Такой резкий переход на «ты» открыл новую Алису. Наверное, у нее и лицо изменилось. И почему вдруг она начала его называть  на «ты»? Не потому ли, что он проявил слабохарактерность и  позвонил? Глеб хотел рассказать, что все это получилось спонтанно, что он был в суде, в котором...И он хотел бы поделиться с близким человеком...Но  голос его дрогнул.
-Не надо ничего объяснять, - сказала Алиса. – Мы тебя ждем на старом месте. Это будет весьма кстати, Рамчик сегодня по моей вине не гулял. Тут один тип…
Значит, Глеб был прав, у нее кто-то был… «один тип».
Очевидно, он, этот тип, был достаточно близок, если засиделся до глубокой ночи. А сейчас Алиса ему вежливо говорит, что ей нужно срочно встретиться с полоумным директором частного предприятия, чтобы успокоить его, иначе он снова полезет на мост.
На мост он не собирается лезть. Наоборот, он сейчас в положительном тонусе и планирует себе новую жизнь, а отнюдь не…
-Хорошо. Через полчаса я буду.
Только ночью можно понять истинные размеры города. Полусвет фонарей, редкие тени прохожих, умолкшие металлические жуки-автомобили, прижавшиеся друг к другу в ночной спячке, словно обороняясь от кого-то…
Медленно проехала милицейская машина с мигающим прожектором. За окнами угадывались лица милиционеров, которые внимательно смотрели на Глеба.
Дома  чуточку покачивались, словно убаюкивая своих спящих постояльцев.
Город  выдвинулся на авансцену. Кажется, каждый дом рассказывал другому о своих проблемах и историях. У них точно был свой язык. И они ждали этого момента, когда все уснут, и они, наконец, смогут вспомнить старину- ах, какие раньше жильцы были.
Идти на Владимирскую горку было страшновато. Оттуда веяло таинственной темнотой.
У Алисы был Рамчик. Правда, спаниель вряд ли смог бы защитить девушку от серьезных бандитов. Но Глеб вспоминал милицейскую дежурку и успокаивался.
Но холодок страха прирос к его спине. Все время хотелось обернуться и посмотреть, не идет ли кто за ним.
Он чувствовал, что идет, и знал, что это был страх.
Из глубокой темноты к нему несся  пружинистый комок. Комок с налету прыгнул Глебу на грудь и лизнул лицо.
-Здравствуй, здравствуй!
Рамчик стоял на вытянутых задних ногах и отчаянно мотал по воздуху хвостом-обрубком.
Глеб смущенно поцеловал мокрый нос и оттолкнул Рамчика. Тот спружинил лапами на землю и завертелся вокруг Глеба.
-Вот видите, как он вас любит, - сказала выдвинувшаяся сбоку Алиса. -У животных любовь крепче человеческой.
Глеб смутился.
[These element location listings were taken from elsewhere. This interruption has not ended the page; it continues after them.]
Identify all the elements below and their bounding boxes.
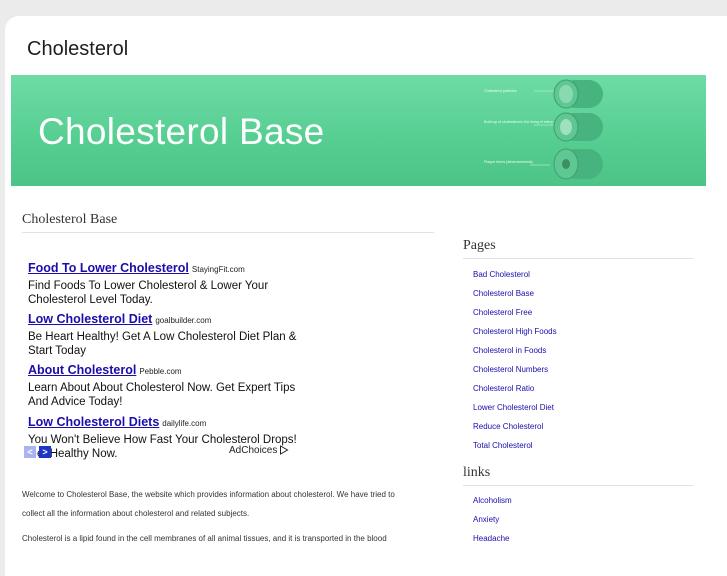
sidebar-item-cholesterol-free[interactable]: Cholesterol Free bbox=[473, 307, 557, 326]
intro-paragraph-line: collect all the information about choles… bbox=[22, 509, 250, 518]
intro-paragraph-line: Welcome to Cholesterol Base, the website… bbox=[22, 490, 395, 499]
ad-carousel-nav: < > bbox=[24, 446, 51, 458]
adchoices-label[interactable]: AdChoices bbox=[229, 445, 277, 456]
diagram-label-particles: Cholesterol particles bbox=[484, 89, 517, 93]
sidebar-item-total-cholesterol[interactable]: Total Cholesterol bbox=[473, 440, 557, 459]
sidebar-item-cholesterol-in-foods[interactable]: Cholesterol in Foods bbox=[473, 345, 557, 364]
main-heading: Cholesterol Base bbox=[22, 212, 434, 233]
ad-next-button[interactable]: > bbox=[39, 446, 51, 458]
ad-domain[interactable]: goalbuilder.com bbox=[155, 316, 211, 325]
ad-title-link[interactable]: Low Cholesterol Diets bbox=[28, 415, 159, 429]
header-banner: Cholesterol Base Cholesterol particles B… bbox=[11, 75, 706, 186]
links-list: Alcoholism Anxiety Headache bbox=[473, 495, 512, 552]
sidebar-item-lower-cholesterol-diet[interactable]: Lower Cholesterol Diet bbox=[473, 402, 557, 421]
artery-diagram: Cholesterol particles Build-up of choles… bbox=[484, 79, 603, 180]
sidebar-item-bad-cholesterol[interactable]: Bad Cholesterol bbox=[473, 269, 557, 288]
sidebar-item-cholesterol-base[interactable]: Cholesterol Base bbox=[473, 288, 557, 307]
sidebar-item-cholesterol-ratio[interactable]: Cholesterol Ratio bbox=[473, 383, 557, 402]
ad-prev-button[interactable]: < bbox=[24, 446, 36, 458]
ad-domain[interactable]: dailylife.com bbox=[162, 419, 206, 428]
ad-description: Find Foods To Lower Cholesterol & Lower … bbox=[28, 280, 269, 306]
ad-title-link[interactable]: Low Cholesterol Diet bbox=[28, 312, 152, 326]
ad-description: Learn About About Cholesterol Now. Get E… bbox=[28, 382, 296, 408]
body-paragraph-line: Cholesterol is a lipid found in the cell… bbox=[22, 534, 387, 543]
sidebar-item-cholesterol-high-foods[interactable]: Cholesterol High Foods bbox=[473, 326, 557, 345]
pages-list: Bad Cholesterol Cholesterol Base Cholest… bbox=[473, 269, 557, 459]
diagram-label-buildup: Build-up of cholesterol in the lining of… bbox=[484, 120, 553, 124]
adchoices-icon[interactable] bbox=[279, 445, 289, 456]
diagram-label-plaque: Plaque forms (atherosclerosis) bbox=[484, 160, 533, 164]
sidebar-item-headache[interactable]: Headache bbox=[473, 533, 512, 552]
ad-domain[interactable]: StayingFit.com bbox=[192, 265, 245, 274]
sidebar-item-alcoholism[interactable]: Alcoholism bbox=[473, 495, 512, 514]
ad-description: Be Heart Healthy! Get A Low Cholesterol … bbox=[28, 331, 297, 357]
pages-heading: Pages bbox=[463, 238, 693, 259]
sidebar-item-cholesterol-numbers[interactable]: Cholesterol Numbers bbox=[473, 364, 557, 383]
ad-block[interactable]: Food To Lower Cholesterol StayingFit.com … bbox=[28, 259, 328, 307]
ad-title-link[interactable]: About Cholesterol bbox=[28, 363, 136, 377]
site-title[interactable]: Cholesterol bbox=[27, 38, 128, 61]
adchoices-link[interactable]: AdChoices bbox=[229, 445, 289, 456]
links-heading: links bbox=[463, 465, 693, 486]
ad-block[interactable]: About Cholesterol Pebble.com Learn About … bbox=[28, 361, 328, 409]
ad-domain[interactable]: Pebble.com bbox=[139, 367, 181, 376]
ad-block[interactable]: Low Cholesterol Diet goalbuilder.com Be H… bbox=[28, 310, 328, 358]
banner-title: Cholesterol Base bbox=[38, 111, 325, 152]
sidebar-item-reduce-cholesterol[interactable]: Reduce Cholesterol bbox=[473, 421, 557, 440]
sidebar-item-anxiety[interactable]: Anxiety bbox=[473, 514, 512, 533]
ad-title-link[interactable]: Food To Lower Cholesterol bbox=[28, 261, 189, 275]
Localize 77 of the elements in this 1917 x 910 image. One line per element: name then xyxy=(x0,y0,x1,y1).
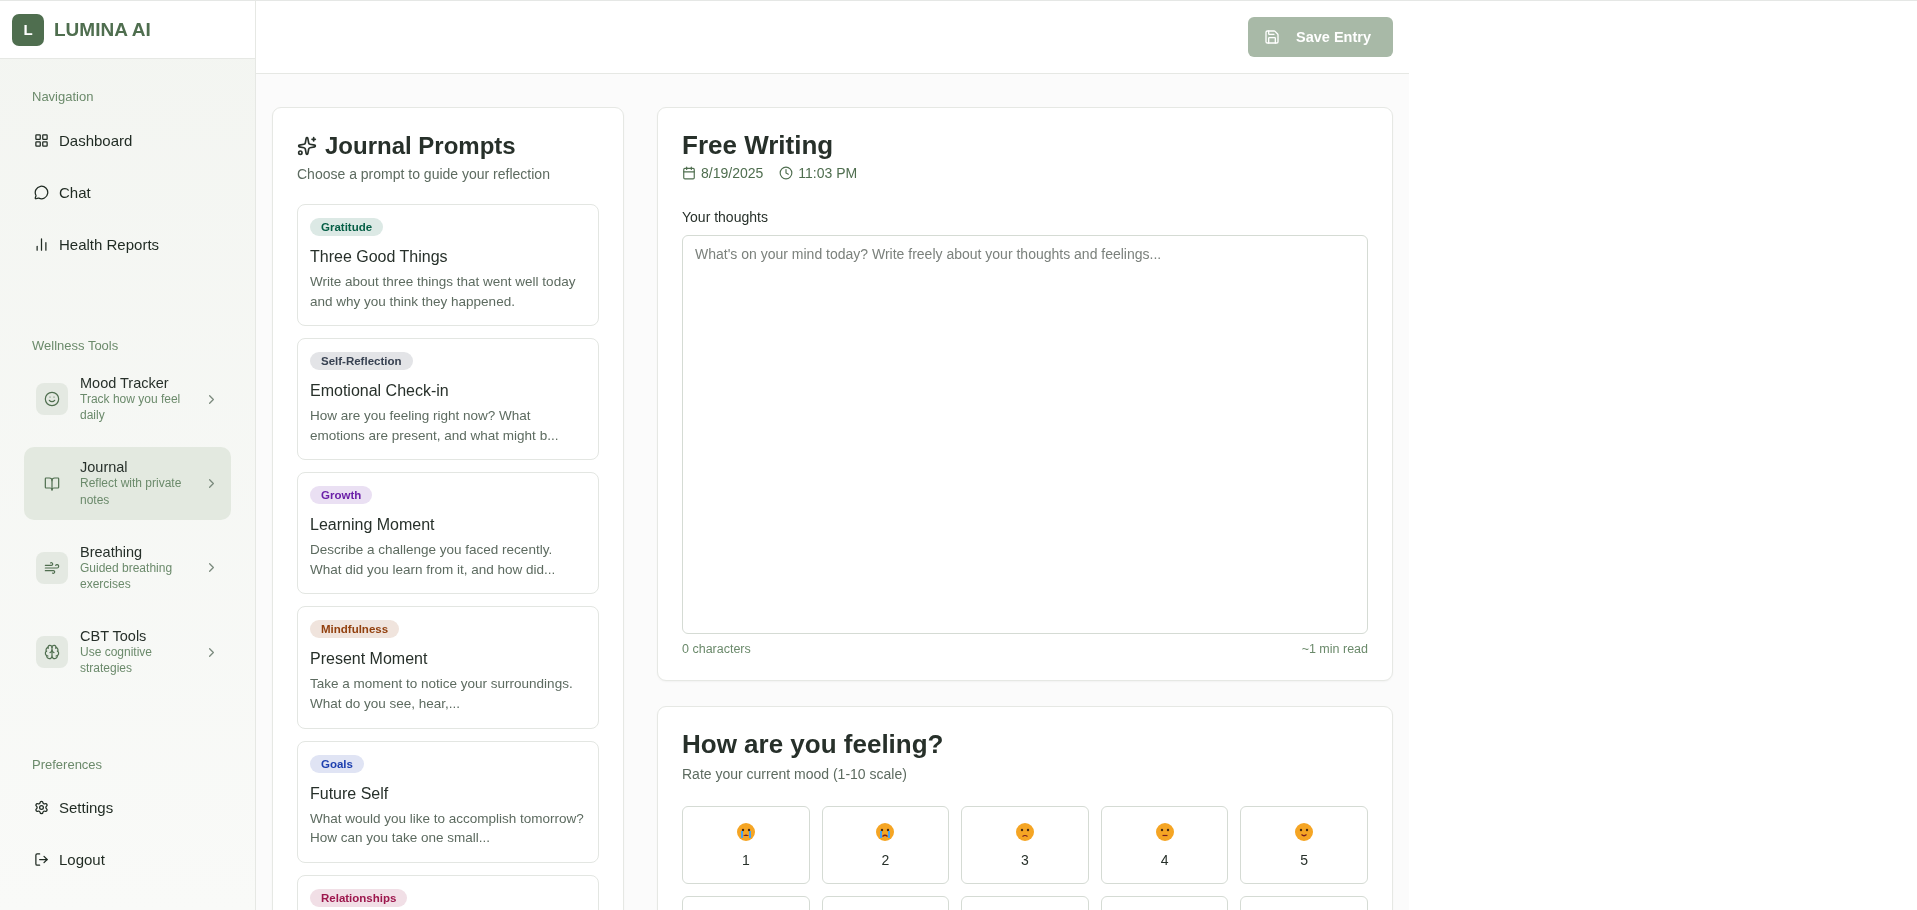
section-title: Preferences xyxy=(31,756,104,772)
brand-name: LUMINA AI xyxy=(54,18,151,41)
sidebar-tool-item[interactable]: CBT Tools Use cognitive strategies xyxy=(24,616,231,689)
tool-name: CBT Tools xyxy=(80,628,148,645)
nav-item[interactable]: Logout xyxy=(24,833,231,886)
section-title: Navigation xyxy=(31,89,95,104)
prompt-card[interactable]: Growth Learning Moment Describe a challenge you faced recently. What did you learn from it, and how did... xyxy=(297,472,599,595)
prompt-description: How are you feeling right now? What emotions are present, and what might b... xyxy=(310,407,560,445)
editor-title: Free Writing xyxy=(682,130,835,161)
sidebar-tool-item[interactable]: Mood Tracker Track how you feel daily xyxy=(24,363,231,436)
prompt-title: Emotional Check-in xyxy=(310,382,450,401)
mood-button[interactable]: 2 xyxy=(821,806,950,884)
mood-title: How are you feeling? xyxy=(682,729,945,760)
sidebar-tool-item[interactable]: Breathing Guided breathing exercises xyxy=(24,531,231,605)
calendar-icon xyxy=(682,166,696,180)
read-time: ~1 min read xyxy=(1301,642,1368,656)
prompts-subtitle: Choose a prompt to guide your reflection xyxy=(297,166,551,182)
sidebar-tool-item[interactable]: Journal Reflect with private notes xyxy=(24,447,231,520)
neutral-face-icon xyxy=(1154,822,1175,842)
tool-name: Journal xyxy=(80,459,129,476)
tool-subtitle: Track how you feel daily xyxy=(80,391,182,424)
smile-icon xyxy=(36,383,68,416)
category-tag: Gratitude xyxy=(310,218,384,236)
prompts-title: Journal Prompts xyxy=(325,132,516,160)
tool-subtitle: Guided breathing exercises xyxy=(80,560,174,593)
brain-icon xyxy=(36,636,68,669)
wind-icon xyxy=(36,551,68,584)
nav-item[interactable]: Chat xyxy=(24,166,231,218)
prompt-description: Describe a challenge you faced recently. What did you learn from it, and how did... xyxy=(310,541,557,579)
tool-subtitle: Reflect with private notes xyxy=(80,475,183,508)
prompt-description: What would you like to accomplish tomorrow? How can you take one small... xyxy=(310,809,585,848)
prompt-card[interactable]: Mindfulness Present Moment Take a moment to notice your surroundings. What do you see, hear,... xyxy=(297,606,599,729)
prompt-title: Learning Moment xyxy=(310,516,436,535)
tool-name: Breathing xyxy=(80,543,144,560)
sparkles-icon xyxy=(297,136,317,156)
save-icon xyxy=(1264,29,1281,45)
nav-item[interactable]: Health Reports xyxy=(24,218,231,270)
entry-time: 11:03 PM xyxy=(798,165,858,181)
prompt-card[interactable]: Self-Reflection Emotional Check-in How are you feeling right now? What emotions are present, and what might b... xyxy=(297,338,599,461)
sad-face-icon xyxy=(875,822,896,842)
category-tag: Self-Reflection xyxy=(310,352,413,371)
prompt-title: Future Self xyxy=(310,784,390,803)
character-count: 0 characters xyxy=(682,642,751,656)
field-label: Your thoughts xyxy=(682,209,769,225)
category-tag: Mindfulness xyxy=(310,620,400,639)
mood-button[interactable]: 4 xyxy=(1100,806,1229,884)
mood-subtitle: Rate your current mood (1-10 scale) xyxy=(682,766,908,782)
category-tag: Relationships xyxy=(310,888,408,907)
mood-button[interactable]: 5 xyxy=(1240,806,1368,884)
prompt-title: Present Moment xyxy=(310,650,429,669)
nav-item[interactable]: Settings xyxy=(24,781,231,834)
prompt-card[interactable]: Goals Future Self What would you like to accomplish tomorrow? How can you take one small... xyxy=(297,740,599,863)
settings-icon xyxy=(34,800,49,815)
nav-item[interactable]: Dashboard xyxy=(24,114,231,166)
logo-mark: L xyxy=(12,13,44,46)
prompt-card[interactable]: Gratitude Three Good Things Write about three things that went well today and why you think they happened. xyxy=(297,204,599,327)
prompt-description: Take a moment to notice your surroundings. What do you see, hear,... xyxy=(310,675,574,713)
prompt-card[interactable]: Relationships xyxy=(297,874,599,910)
crying-face-icon xyxy=(735,822,756,842)
logout-icon xyxy=(34,852,49,867)
grid-icon xyxy=(34,132,49,148)
mood-button[interactable]: 1 xyxy=(682,806,810,884)
prompt-description: Write about three things that went well today and why you think they happened. xyxy=(310,273,577,311)
prompt-title: Three Good Things xyxy=(310,248,449,266)
tool-subtitle: Use cognitive strategies xyxy=(80,644,154,677)
smiling-face-icon xyxy=(1294,822,1315,842)
bar-chart-icon xyxy=(34,236,49,252)
tool-name: Mood Tracker xyxy=(80,375,170,391)
section-title: Wellness Tools xyxy=(31,338,120,353)
journal-text-area[interactable]: What's on your mind today? Write freely about your thoughts and feelings... xyxy=(682,235,1368,634)
category-tag: Growth xyxy=(310,486,373,505)
entry-date: 8/19/2025 xyxy=(701,165,764,181)
disappointed-face-icon xyxy=(1015,822,1035,842)
clock-icon xyxy=(779,166,794,180)
category-tag: Goals xyxy=(310,754,364,773)
mood-button[interactable]: 3 xyxy=(961,806,1089,884)
chat-icon xyxy=(34,184,49,200)
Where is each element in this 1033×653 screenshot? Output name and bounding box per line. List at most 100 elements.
Она снова разговаривала с ним на «вы».
На Алисе была плотная ветровка с копюшоном и короткая юбка.
-В таком виде очень опасно выходить на свидания ночью, да и прохладно.
-Для меня не опасно. Я вооружена газовым баллончиком, а потом я занималась айкидо, имею черный пояс.
-Это ни о чем не говорит. Я знал одного чемпиона боксера в супертяжелом весе, которого измочалила стая подростков так, что он едва остался жив.
Алиса промолчала. Глеб  в самом деле забеспокоился, увидя Алису ночью в таком виде. Не ожидал от себя.
-Погуляем, - предложил Глеб.
-Конечно. Я тут кофейку с собой захватила. Присядем и выпьем.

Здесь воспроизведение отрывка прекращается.